Im Rahmen meiner Forschung arbeitete ich mit Liquid Therapy, einer gemeinnützigen Surftherapie-Organisation in Irland, und einer Gruppe junger Surfer mit Autismus zusammen, um ihre Erfahrungen besser zu verstehen. Mithilfe der Technik Body Mapping erforschten wir ihre Gefühle und ihr emotionales Wohlbefinden. Body Mapping spricht die Sinne an und greift auf ähnliche Methoden aus der Kunst- und Tanztherapie sowie der Achtsamkeitspraxis zurück. Mithilfe von Objekten, Symbolen, Farben und Empfindungen fördert es die aktive und spielerische Teilnahme an der Forschung. Es beinhaltet außerdem Reflexion und Geschichtenerzählen, um die Beziehungen zwischen persönlicher, sozialer und natürlicher Welt kreativ zu erforschen.
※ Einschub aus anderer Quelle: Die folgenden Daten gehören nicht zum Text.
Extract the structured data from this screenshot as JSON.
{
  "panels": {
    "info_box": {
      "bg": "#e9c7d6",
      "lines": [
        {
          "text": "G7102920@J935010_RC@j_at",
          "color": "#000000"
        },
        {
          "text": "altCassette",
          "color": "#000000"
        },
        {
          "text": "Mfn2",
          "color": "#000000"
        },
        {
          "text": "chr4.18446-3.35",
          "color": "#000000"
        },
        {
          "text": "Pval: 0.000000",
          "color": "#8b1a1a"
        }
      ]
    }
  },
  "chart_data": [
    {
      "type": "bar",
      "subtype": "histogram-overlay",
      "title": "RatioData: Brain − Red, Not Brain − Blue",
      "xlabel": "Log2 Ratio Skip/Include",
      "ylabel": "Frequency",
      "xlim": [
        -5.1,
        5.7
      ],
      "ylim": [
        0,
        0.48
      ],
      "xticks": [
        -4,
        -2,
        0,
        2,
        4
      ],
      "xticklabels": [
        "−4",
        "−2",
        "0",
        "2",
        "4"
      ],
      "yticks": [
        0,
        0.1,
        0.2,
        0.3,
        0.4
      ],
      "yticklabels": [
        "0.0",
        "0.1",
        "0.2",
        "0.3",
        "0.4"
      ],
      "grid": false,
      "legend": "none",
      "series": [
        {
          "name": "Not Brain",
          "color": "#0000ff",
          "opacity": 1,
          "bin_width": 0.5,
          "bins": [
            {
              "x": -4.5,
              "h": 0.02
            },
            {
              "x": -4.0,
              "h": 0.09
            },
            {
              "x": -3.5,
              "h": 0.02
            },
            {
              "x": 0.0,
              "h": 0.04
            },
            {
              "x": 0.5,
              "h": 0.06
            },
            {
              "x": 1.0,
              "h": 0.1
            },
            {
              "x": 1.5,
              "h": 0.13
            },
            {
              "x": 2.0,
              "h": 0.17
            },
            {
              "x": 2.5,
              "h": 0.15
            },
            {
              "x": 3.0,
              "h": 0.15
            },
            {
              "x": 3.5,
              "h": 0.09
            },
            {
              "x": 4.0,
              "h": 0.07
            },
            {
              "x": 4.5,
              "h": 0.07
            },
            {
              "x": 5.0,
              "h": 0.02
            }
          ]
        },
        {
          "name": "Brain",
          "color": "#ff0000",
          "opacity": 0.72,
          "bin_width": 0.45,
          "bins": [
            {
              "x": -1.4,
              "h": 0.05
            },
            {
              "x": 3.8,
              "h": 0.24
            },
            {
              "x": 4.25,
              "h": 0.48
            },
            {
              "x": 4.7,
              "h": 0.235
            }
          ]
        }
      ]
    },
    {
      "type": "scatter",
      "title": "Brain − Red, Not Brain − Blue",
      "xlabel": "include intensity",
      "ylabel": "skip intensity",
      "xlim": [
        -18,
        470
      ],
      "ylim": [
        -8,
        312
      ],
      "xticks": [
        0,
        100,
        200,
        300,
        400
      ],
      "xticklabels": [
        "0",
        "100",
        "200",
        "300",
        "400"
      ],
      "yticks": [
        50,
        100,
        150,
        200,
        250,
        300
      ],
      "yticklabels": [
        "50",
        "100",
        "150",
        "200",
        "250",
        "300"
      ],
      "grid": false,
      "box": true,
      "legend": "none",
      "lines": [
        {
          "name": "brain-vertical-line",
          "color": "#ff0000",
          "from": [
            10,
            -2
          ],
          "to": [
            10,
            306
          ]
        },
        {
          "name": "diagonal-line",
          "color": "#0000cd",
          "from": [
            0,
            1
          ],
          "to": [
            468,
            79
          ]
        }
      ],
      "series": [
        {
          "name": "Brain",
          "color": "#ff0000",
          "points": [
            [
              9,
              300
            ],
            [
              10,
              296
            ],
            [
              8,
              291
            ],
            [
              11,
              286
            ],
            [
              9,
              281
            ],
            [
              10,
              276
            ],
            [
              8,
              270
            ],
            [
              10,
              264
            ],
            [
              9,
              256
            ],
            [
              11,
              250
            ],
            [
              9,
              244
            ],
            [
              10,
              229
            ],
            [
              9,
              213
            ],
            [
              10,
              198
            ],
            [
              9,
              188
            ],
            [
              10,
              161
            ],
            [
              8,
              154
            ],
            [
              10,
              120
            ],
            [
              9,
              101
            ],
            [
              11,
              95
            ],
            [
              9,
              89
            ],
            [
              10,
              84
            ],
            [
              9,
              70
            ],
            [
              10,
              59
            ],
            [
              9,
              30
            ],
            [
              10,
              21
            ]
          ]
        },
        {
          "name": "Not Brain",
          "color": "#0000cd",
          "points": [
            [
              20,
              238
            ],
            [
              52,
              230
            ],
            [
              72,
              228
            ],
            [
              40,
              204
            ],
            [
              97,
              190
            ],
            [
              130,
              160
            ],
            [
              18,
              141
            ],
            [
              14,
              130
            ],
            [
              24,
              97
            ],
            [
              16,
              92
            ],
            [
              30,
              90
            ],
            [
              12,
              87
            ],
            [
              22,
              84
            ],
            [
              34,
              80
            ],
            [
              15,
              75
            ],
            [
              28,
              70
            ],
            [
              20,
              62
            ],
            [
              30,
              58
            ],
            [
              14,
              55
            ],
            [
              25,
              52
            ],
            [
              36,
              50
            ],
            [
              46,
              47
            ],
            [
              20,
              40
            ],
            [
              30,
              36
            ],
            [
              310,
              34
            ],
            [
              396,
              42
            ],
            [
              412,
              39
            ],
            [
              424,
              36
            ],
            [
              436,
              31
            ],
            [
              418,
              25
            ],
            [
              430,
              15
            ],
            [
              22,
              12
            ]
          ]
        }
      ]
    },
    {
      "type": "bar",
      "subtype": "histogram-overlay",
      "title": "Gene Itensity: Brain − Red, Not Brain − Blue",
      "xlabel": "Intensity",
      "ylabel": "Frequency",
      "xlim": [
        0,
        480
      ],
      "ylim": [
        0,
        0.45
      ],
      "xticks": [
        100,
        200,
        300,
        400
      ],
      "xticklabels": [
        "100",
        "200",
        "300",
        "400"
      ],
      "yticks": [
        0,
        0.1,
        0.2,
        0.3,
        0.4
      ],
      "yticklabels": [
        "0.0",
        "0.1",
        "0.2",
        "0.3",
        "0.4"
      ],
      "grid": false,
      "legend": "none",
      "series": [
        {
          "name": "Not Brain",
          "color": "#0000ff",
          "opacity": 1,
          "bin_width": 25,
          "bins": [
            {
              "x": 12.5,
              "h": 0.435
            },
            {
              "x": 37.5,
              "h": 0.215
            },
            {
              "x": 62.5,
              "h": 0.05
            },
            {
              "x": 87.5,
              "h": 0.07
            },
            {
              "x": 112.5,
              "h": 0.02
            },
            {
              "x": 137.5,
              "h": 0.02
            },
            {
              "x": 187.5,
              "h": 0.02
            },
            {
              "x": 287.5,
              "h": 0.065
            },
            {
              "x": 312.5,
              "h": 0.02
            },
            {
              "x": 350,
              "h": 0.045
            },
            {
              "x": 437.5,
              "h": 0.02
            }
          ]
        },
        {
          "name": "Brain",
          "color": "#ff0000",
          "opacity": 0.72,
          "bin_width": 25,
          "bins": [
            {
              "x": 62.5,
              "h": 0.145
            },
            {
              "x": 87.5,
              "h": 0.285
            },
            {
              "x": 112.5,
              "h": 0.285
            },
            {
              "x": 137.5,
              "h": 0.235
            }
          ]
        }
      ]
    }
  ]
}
Ein kreativer und körperhafter Ansatz wie Body Mapping schuf Raum für verschiedene Ausdrucksformen und ermöglichte breitere Formen der Auseinandersetzung und Kommunikation, die nicht ausschließlich auf traditionellen (schriftlichen/verbal) Formen beruhten, die ausgrenzen oder entfremden könnten. Die Berichte der jungen Surfer offenbarten Veränderungen in ihrem Identitätsgefühl, ihrem Selbstbewusstsein und ihrer Verbundenheit zur Natur. Dies stärkte das Selbstvertrauen sowie die zwischenmenschlichen und kommunikativen Fähigkeiten von Menschen mit geringem Selbstwertgefühl.

Surftherapie bietet die Möglichkeit, das Meer als heilend, erholsam und gesundheitsfördernd zu sehen, zu verstehen und zu erleben. Sie bietet Potenzial für neuartige Gesundheitsinterventionen und Gesundheitsförderung, insbesondere in einer Zeit weltweit erhöhter psychischer Belastungen, die auch nach dem Ende der Pandemie anhalten werden. Um das Potenzial der Surftherapie fair, gerecht und integrativ zu nutzen und zu verwirklichen, müssen wir den Ozean wieder zu einem sicheren und gesunden Ort für alle machen.